Parallel Processing with r5r

74 views Asked by At

I'm currently testing out the r5r package, which describes its processes as using parallel computation by default. Given the large number of origin-destination points I want to analyze quickly using its detailed_itineraries function, I wanted to test to see whether it could be sped up at all using any of the other parallelization tools in R.

I am trying using this code:

library(r5r)
library(sf)
library(tigris)
library(future.apply)
library(rJava)
library(tidyverse)

r5r_core <- setup_r5(data_path = path, verbose = FALSE)

tracts2 <- tracts(state = "PA", county = "Philadelphia", year=2019)%>%
  select(GEOID)%>%
  st_centroid()%>%
  st_transform("EPSG:4326")%>%
  arrange(GEOID)%>%
  rename(id = GEOID)%>%
  mutate(lon = unlist(map(geometry,1)),
         lat = unlist(map(geometry,2)))%>%
  st_set_geometry(NULL)%>%
  as.data.frame()

mode <- c("WALK", "TRANSIT")
max_walk_time <- 30 # minutes
departure_datetime <- as.POSIXct("14-06-2023 8:30:00",
                                 format = "%d-%m-%Y %H:%M:%S")

plan(multicore)

fn <- function(x, y){
  detailed_itineraries(r5r_core = r5r_core,
                       origins = x,
                       destinations = y,
                       mode = mode,
                       departure_datetime = departure_datetime,
                       max_walk_time = max_walk_time,
                       walk_speed = 4.5,
                       max_trip_duration = 60,
                       shortest_path = TRUE,
                       all_to_all = FALSE,
                       drop_geometry = TRUE,
                       progress= TRUE)
}

future_mapply(fn, tracts2, tracts2)

And am getting this error:

Error in assign_points_input(origins, "origins") : 
  'origins' must be either a 'data.frame' or a 'POINT sf'.

What is going wrong here? Alternatively, am I barking up the wrong tree trying to gain any speed this way?

1

There are 1 answers

0
dhersz On BEST ANSWER

{r5r} functions cannot be sped up using parallelization from R. We've tested it a few times already, and any parallelization we tried doing in R was less efficient than the current parallelization implemented in Java.
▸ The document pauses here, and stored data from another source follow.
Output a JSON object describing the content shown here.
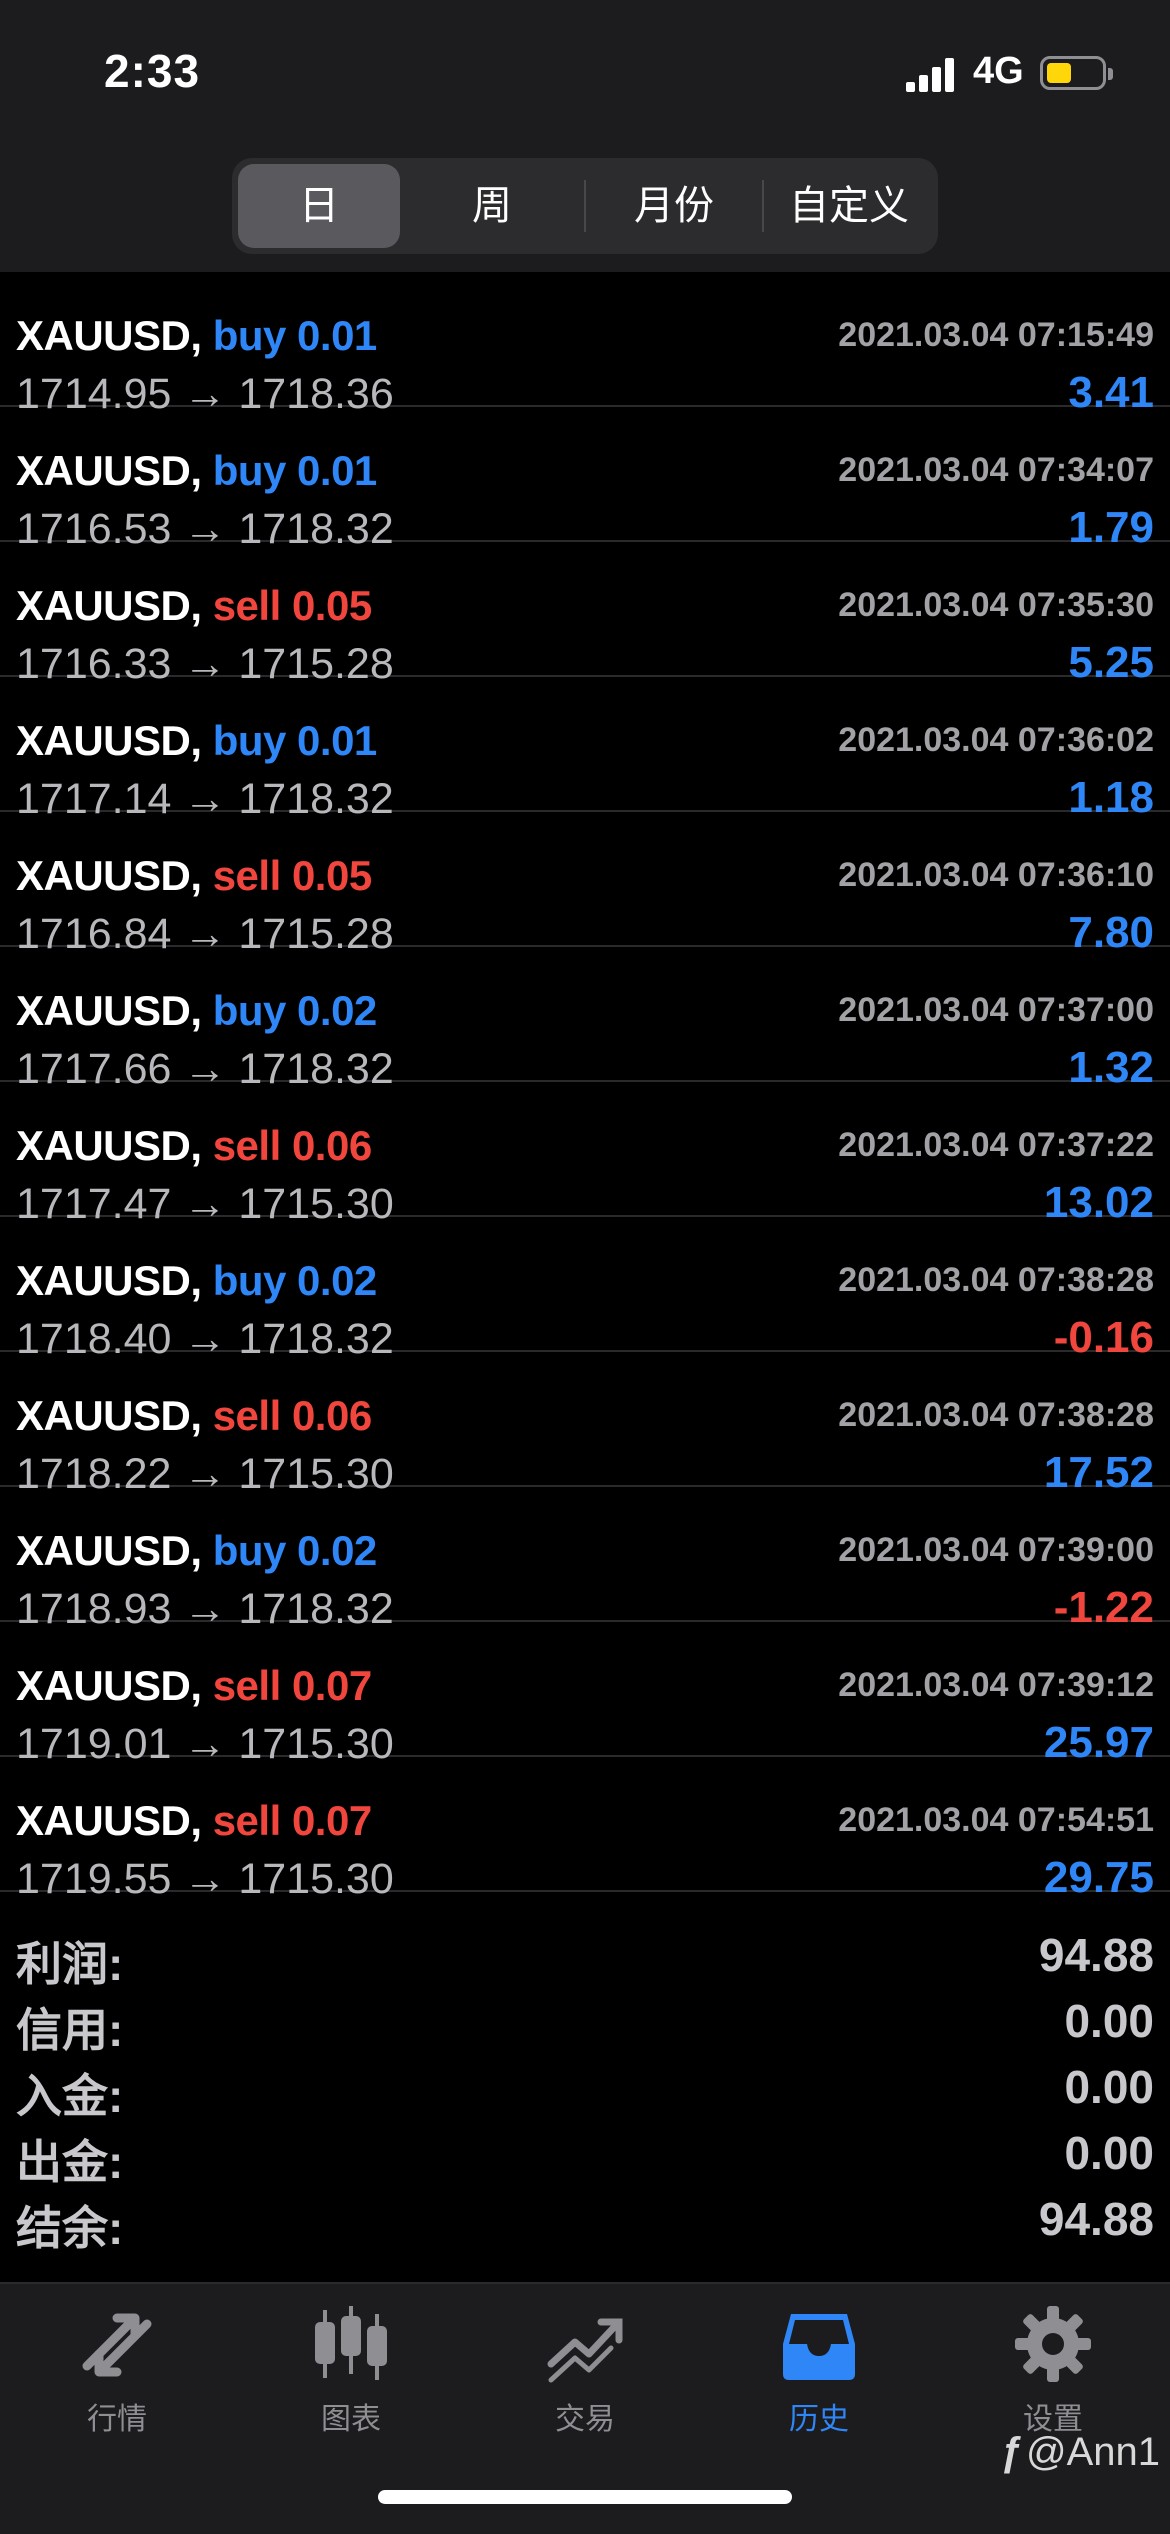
{
  "status_bar": {
    "time": "2:33",
    "network": "4G"
  },
  "segments": [
    "日",
    "周",
    "月份",
    "自定义"
  ],
  "deals": [
    {
      "symbol": "XAUUSD,",
      "side": "buy",
      "volume": "0.01",
      "time": "2021.03.04 07:15:49",
      "prices": "1714.95 → 1718.36",
      "profit": "3.41",
      "profit_sign": "pos"
    },
    {
      "symbol": "XAUUSD,",
      "side": "buy",
      "volume": "0.01",
      "time": "2021.03.04 07:34:07",
      "prices": "1716.53 → 1718.32",
      "profit": "1.79",
      "profit_sign": "pos"
    },
    {
      "symbol": "XAUUSD,",
      "side": "sell",
      "volume": "0.05",
      "time": "2021.03.04 07:35:30",
      "prices": "1716.33 → 1715.28",
      "profit": "5.25",
      "profit_sign": "pos"
    },
    {
      "symbol": "XAUUSD,",
      "side": "buy",
      "volume": "0.01",
      "time": "2021.03.04 07:36:02",
      "prices": "1717.14 → 1718.32",
      "profit": "1.18",
      "profit_sign": "pos"
    },
    {
      "symbol": "XAUUSD,",
      "side": "sell",
      "volume": "0.05",
      "time": "2021.03.04 07:36:10",
      "prices": "1716.84 → 1715.28",
      "profit": "7.80",
      "profit_sign": "pos"
    },
    {
      "symbol": "XAUUSD,",
      "side": "buy",
      "volume": "0.02",
      "time": "2021.03.04 07:37:00",
      "prices": "1717.66 → 1718.32",
      "profit": "1.32",
      "profit_sign": "pos"
    },
    {
      "symbol": "XAUUSD,",
      "side": "sell",
      "volume": "0.06",
      "time": "2021.03.04 07:37:22",
      "prices": "1717.47 → 1715.30",
      "profit": "13.02",
      "profit_sign": "pos"
    },
    {
      "symbol": "XAUUSD,",
      "side": "buy",
      "volume": "0.02",
      "time": "2021.03.04 07:38:28",
      "prices": "1718.40 → 1718.32",
      "profit": "-0.16",
      "profit_sign": "neg"
    },
    {
      "symbol": "XAUUSD,",
      "side": "sell",
      "volume": "0.06",
      "time": "2021.03.04 07:38:28",
      "prices": "1718.22 → 1715.30",
      "profit": "17.52",
      "profit_sign": "pos"
    },
    {
      "symbol": "XAUUSD,",
      "side": "buy",
      "volume": "0.02",
      "time": "2021.03.04 07:39:00",
      "prices": "1718.93 → 1718.32",
      "profit": "-1.22",
      "profit_sign": "neg"
    },
    {
      "symbol": "XAUUSD,",
      "side": "sell",
      "volume": "0.07",
      "time": "2021.03.04 07:39:12",
      "prices": "1719.01 → 1715.30",
      "profit": "25.97",
      "profit_sign": "pos"
    },
    {
      "symbol": "XAUUSD,",
      "side": "sell",
      "volume": "0.07",
      "time": "2021.03.04 07:54:51",
      "prices": "1719.55 → 1715.30",
      "profit": "29.75",
      "profit_sign": "pos"
    }
  ],
  "summary": [
    {
      "label": "利润:",
      "value": "94.88"
    },
    {
      "label": "信用:",
      "value": "0.00"
    },
    {
      "label": "入金:",
      "value": "0.00"
    },
    {
      "label": "出金:",
      "value": "0.00"
    },
    {
      "label": "结余:",
      "value": "94.88"
    }
  ],
  "tabs": [
    {
      "label": "行情",
      "icon": "quotes-icon",
      "active": false
    },
    {
      "label": "图表",
      "icon": "chart-candles-icon",
      "active": false
    },
    {
      "label": "交易",
      "icon": "trade-icon",
      "active": false
    },
    {
      "label": "历史",
      "icon": "history-inbox-icon",
      "active": true
    },
    {
      "label": "设置",
      "icon": "gear-icon",
      "active": false
    }
  ],
  "watermark": "@Ann1",
  "colors": {
    "buy": "#2f86f6",
    "sell": "#f0463e",
    "active_tab": "#2f86f6",
    "battery": "#ffd60a"
  }
}
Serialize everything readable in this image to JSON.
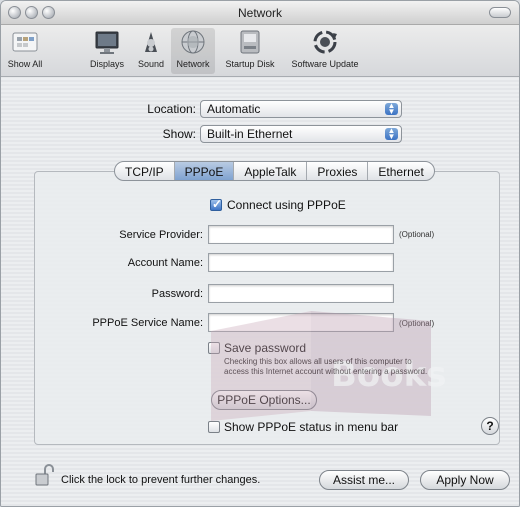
{
  "window": {
    "title": "Network"
  },
  "toolbar": {
    "items": [
      {
        "label": "Show All",
        "icon": "show-all-icon"
      },
      {
        "label": "Displays",
        "icon": "display-icon"
      },
      {
        "label": "Sound",
        "icon": "speaker-icon"
      },
      {
        "label": "Network",
        "icon": "network-globe-icon",
        "selected": true
      },
      {
        "label": "Startup Disk",
        "icon": "disk-icon"
      },
      {
        "label": "Software Update",
        "icon": "update-icon"
      }
    ]
  },
  "location": {
    "label": "Location:",
    "value": "Automatic"
  },
  "show": {
    "label": "Show:",
    "value": "Built-in Ethernet"
  },
  "tabs": [
    {
      "label": "TCP/IP"
    },
    {
      "label": "PPPoE",
      "active": true
    },
    {
      "label": "AppleTalk"
    },
    {
      "label": "Proxies"
    },
    {
      "label": "Ethernet"
    }
  ],
  "pppoe": {
    "connect_label": "Connect using PPPoE",
    "connect_checked": true,
    "service_provider_label": "Service Provider:",
    "service_provider_value": "",
    "account_name_label": "Account Name:",
    "account_name_value": "",
    "password_label": "Password:",
    "password_value": "",
    "service_name_label": "PPPoE Service Name:",
    "service_name_value": "",
    "optional_label": "(Optional)",
    "save_password_label": "Save password",
    "save_password_checked": false,
    "save_password_note_1": "Checking this box allows all users of this computer to",
    "save_password_note_2": "access this Internet account without entering a password.",
    "options_button": "PPPoE Options...",
    "show_status_label": "Show PPPoE status in menu bar",
    "show_status_checked": false,
    "help": "?"
  },
  "footer": {
    "lock_text": "Click the lock to prevent further changes.",
    "assist_button": "Assist me...",
    "apply_button": "Apply Now"
  },
  "watermark": {
    "text": "Books"
  },
  "colors": {
    "accent": "#3d74c6",
    "tab_active": "#9db8dc"
  }
}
To control the number of threads used when routing, please use the n_threads parameter.

PS: The error you're seeing results from incorrect future_mapply() usage. Under the hood, a data.frame is a list with some additional attributes and methods, so when you pass a data.frame to future_mapply() the function iterates to each one of its columns. Effectively, what you're doing with your code is passing tracts2's columns to detailed_itineraries(), not tracts2 itself.